Bagaimana kondisi ekonomi kwartal kedua 2020 setelah pandemi? Memang terpuruk. Terseret kejatuhan ekonomi negara-negara besar yang jadi mitra dagang Indonesia. Meski demikian, kejatuhannya tidak separah negara tetangga dekat dan negara maju.
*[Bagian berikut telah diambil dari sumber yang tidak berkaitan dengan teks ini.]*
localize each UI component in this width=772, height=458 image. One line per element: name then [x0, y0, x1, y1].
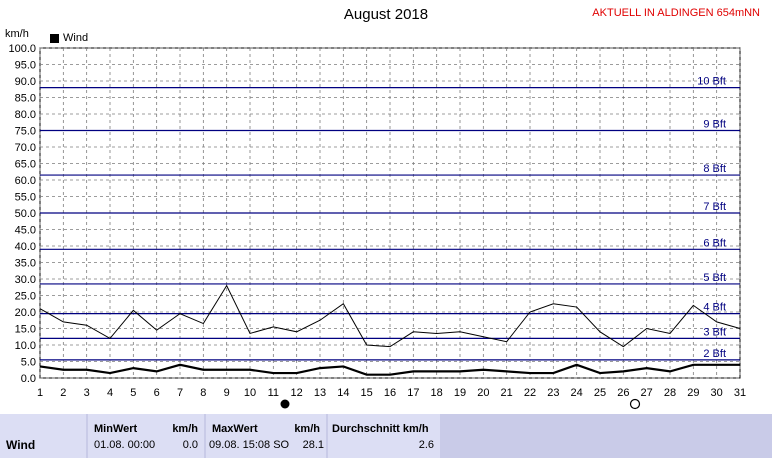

Di kwartal kedua setelah pandemi makin keras, misalnya, ekonomi Indonesia langsung terpuruk, minus 5,3%. Tapi tetap masih lebih baik ketimbang Singapura yang minus 12,6% dan Malaysia minus 8,4%. Tapi, dengan terpuruknya ekonomi negara-nagara maju mitra ekonomi Indonesia pada kwartal kedua seperti Amerika Serikat minus 9,5%, Jepang minus 8%, Korsel minus 2,9%, Jerman minus 11,7%, Inggris minus 17,9%, Prancis 17 dan Jepang minus 27,8 persen — Indonesia pun terkena imbasnya.
Masih beruntung, Indonesia mempunyai sektor usaha kecil menengah yang lentur dan sektor pertanian yang bertahan terhadap hantaman pandemi. Di samping itu, Indonesia masih punya sumber daya alam yang luas dan beragam sehingga bila dioptimalkan pemanfaatannya, niscaya akan mengurangi dampak buruk pandemi. Presiden Jokowi dalam rangka mengurangi dampak krisis ekonomi, misalnya meminta belanja pemerintah diprioritaskan untuk membeli produk dalam negeri.
Pemerintah juga memberikan stimulus ekonomi — berupa keringanan pajak, penanggguhan cicilan utang ke perbankan negara, kredit murah untuk usaha kecil menengah, bantuan langsung tunai kepada orang miskin, dan lain- lain — untuk mengurangi dampak pandemi. Di samping itu, pemerintah siap meluncurkan dana Rp 2700 Trilyun untuk menggerakkan semua sektor ekonomi sampai akhir tahun 2020. Ini penting agar Indonesia, di kwartal ketiga, pertumbuhan ekonominya positif sehingga tidak terjungkal dalam lembah resesi.
Presiden menyatakan bahwa, “215 negara di dunia tengah menghadapi situasi ketidakpastian menghadapi krisis kesehatan yang juga sekaligus krisis ekonomi yang tidak pernah terjadi sebelumnya. Tidak ada satu pun negara yang siap menghadapi krisis seperti ini,” katanya. “Ini situasi yang sedang kita hadapi saat ini, persoalan nyata di depan mata yang tidak mudah, tapi sebagai bangsa pejuang, kita harus mengatasi persoalan kita sendiri, dengan cara kita sendiri, dengan kemampuan kita sendiri untuk mencapai tujuan nasional, bangsa kita, Indonesia,” ujar Jokowi.
Jelas Presiden lagi — “Jumlah penduduk 260 juta adalah kekuatan besar. Jumlah usia produktif dan kekuatan produktif bangsa kita sangat besar. Kita mampu atasi krisis dengan kekuatan kita sendiri.” Insya Allah.
Dalam kondisi negara sedang berusaha mengatasi krisis ekonomi dan kesehatan; dalam kondisi masyarakat bahu membahu bersama pemerintah mengatasi semua dampak pandemi; dan dalam kondisi semua elemen masyarakat berusaha saling tolong menolong untuk membantu rakyat yang tidak mampu — tetiba muncullah deklarasi KAMI.
Sungguh, ini ironi di tengah pandemi.
Para deklarator KAMI seperti menutup mata terhadap krisis ekonomi dan kesehatan yang melanda negara, tanpa sedikit pun empati terhadap pemerintah dan rakyat yang sekuat tenaga berusaha mengatadi krisis. Jadi, jangan salahkan jika mayoritas publik netizens mengolok-olok para deklarator KAMI dengan kata-kata yang tak sesuai dengan ketokohannya.